Google Workspace vs. Microsoft 365: What’s the best office suite for business?



Google G Suite vs. Microsoft Office

Once upon a time, Microsoft Office ruled the business world. By the late ‘90s and early 2000s, Microsoft’s office suite had brushed aside rivals such as WordPerfect Office and Lotus SmartSuite, and there was no competition on the horizon.

Then in 2006 Google came along with Google Docs & Spreadsheets, a collaborative online word processing and spreadsheet duo that was combined with other business services to form the Google Apps suite, later rebranded as G Suite, and now as Google Workspace. Although Google’s productivity suite didn’t immediately take the business world by storm, over time it has gained both in features and in popularity, boasting 6 million paying customers, according to Google’s most recent public stats in March 2020.

Microsoft, meanwhile, has shifted its emphasis away from its traditional licensed Office software to Microsoft 365 (formerly Office 365), a subscription-based version that’s treated more like a service, with frequent updates and new features. Microsoft 365 is what we’ve focused on in this story.

Nowadays, choosing an office suite isn’t as simple as it once was. We’re here to help.
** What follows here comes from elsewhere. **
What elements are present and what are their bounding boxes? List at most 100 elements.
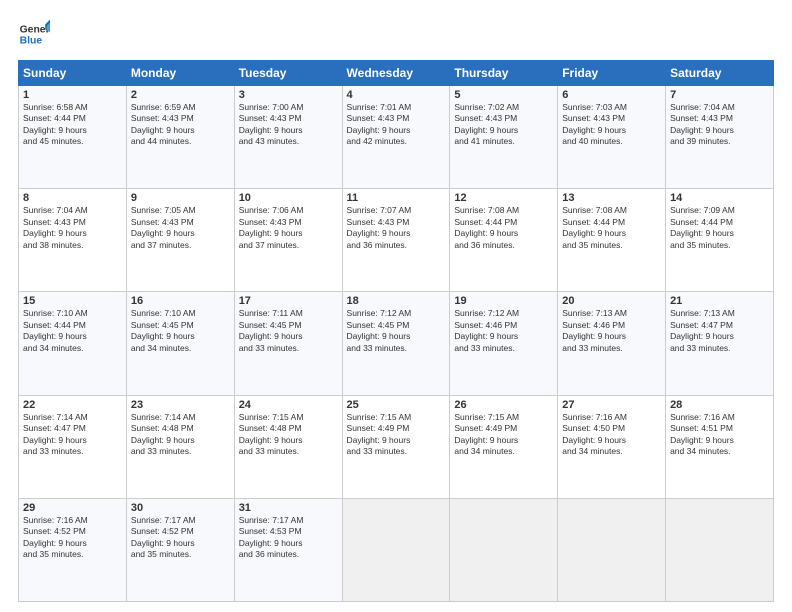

Google Workspace vs. Microsoft 365

Google Workspace and Microsoft 365 have much in common. Both are subscription-based, charging businesses per-person fees every month, in varying tiers, depending on the capabilities their customers are looking for. Although Google Workspace is web-based, it has the capability to work offline as well. And while Microsoft 365 is based on installed desktop software, it also provides (less powerful) web-based versions of its applications.

Both suites work well with a range of devices. Because it’s web-based, Google Workspace works in most browsers on any operating system, and Google also offers mobile apps for Android and iOS. Microsoft provides Office client apps for Windows, macOS, iOS, and Android, and its web-based apps work across browsers.